④ Production process
Different fabric production processes result in different shrinkage rates. Generally speaking, fabrics that are stretched multiple times during weaving and dyeing processes, have longer processing times, and are subjected to greater tension will have a higher shrinkage rate, and vice versa.
⑤ Fiber composition
Compared with synthetic fibers (such as polyester and acrylic), natural plant fibers (such as cotton and linen) and regenerated plant fibers (such as viscose) are more prone to moisture absorption and expansion, resulting in a larger shrinkage rate. Wool, on the other hand, is prone to felting due to the scaly structure on the fiber surface, which affects its dimensional stability.
⑥ Fabric structure
Generally, woven fabrics have better dimensional stability than knitted fabrics; high-density fabrics have better dimensional stability than low-density fabrics. Among woven fabrics, plain weave fabrics generally have a lower shrinkage rate than flannel fabrics; while among knitted fabrics, plain knit weaves have a lower shrinkage rate than rib knit weaves.
Production and processing: During dyeing, printing, and finishing, fabrics are inevitably stretched by the machines, resulting in tension within the fabric. However, this tension is easily released when the fabric comes into contact with water, leading to shrinkage after washing. In practice, pre-shrinking is generally used to address this issue.
⑦ Washing and Care Process
Washing and care includes washing, drying, and ironing, and each of these three steps affects the shrinkage of the fabric. For example, hand-washed samples have better dimensional stability than machine-washed samples, and the washing temperature also affects dimensional stability. Generally speaking, the higher the temperature, the worse the stability.
The drying method has a significant impact on the shrinkage rate of the fabric. Commonly used drying methods include drip drying, flat laying with metal mesh, hanging drying, and rotary drying. Among these, drip drying has the least impact on the fabric dimensions, while rotary drying has the greatest impact, with the other two methods falling in between.
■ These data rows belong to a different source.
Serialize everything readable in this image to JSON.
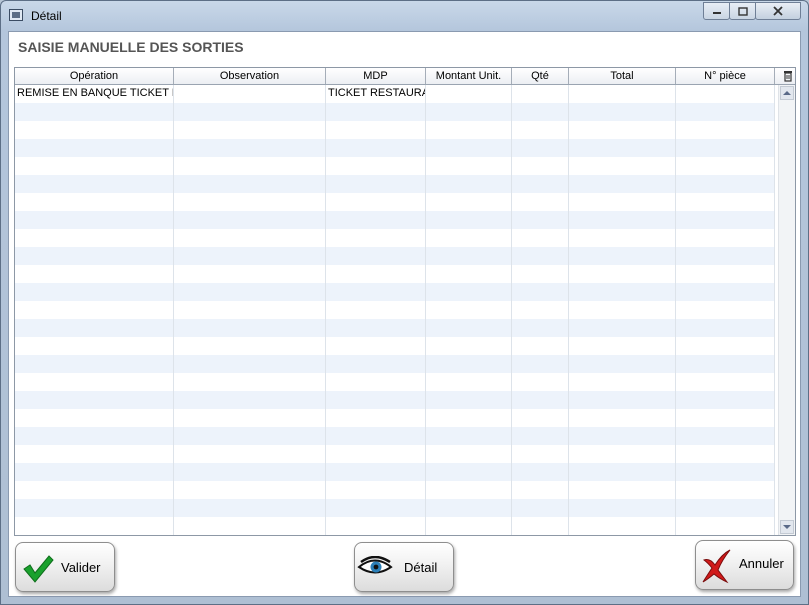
{
  "window": {
    "title": "Détail"
  },
  "heading": "SAISIE MANUELLE DES SORTIES",
  "table": {
    "columns": [
      "Opération",
      "Observation",
      "MDP",
      "Montant Unit.",
      "Qté",
      "Total",
      "N° pièce"
    ],
    "rows": [
      [
        "REMISE EN BANQUE TICKET R",
        "",
        "TICKET RESTAURANT",
        "",
        "",
        "",
        ""
      ]
    ]
  },
  "buttons": {
    "valider": "Valider",
    "detail": "Détail",
    "annuler": "Annuler"
  },
  "colors": {
    "check": "#1aa12d",
    "cross": "#d11a1a",
    "eye": "#2b7fb8"
  }
}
In addition, choosing an appropriate ironing temperature based on the fabric’s composition can also improve shrinkage. For example, cotton and linen fabrics can have their dimensional shrinkage reduced by ironing at high temperatures. However, higher temperatures are not always better. For synthetic fibers, high-temperature ironing not only fails to improve shrinkage but can also damage their properties, such as making the fabric stiff and brittle.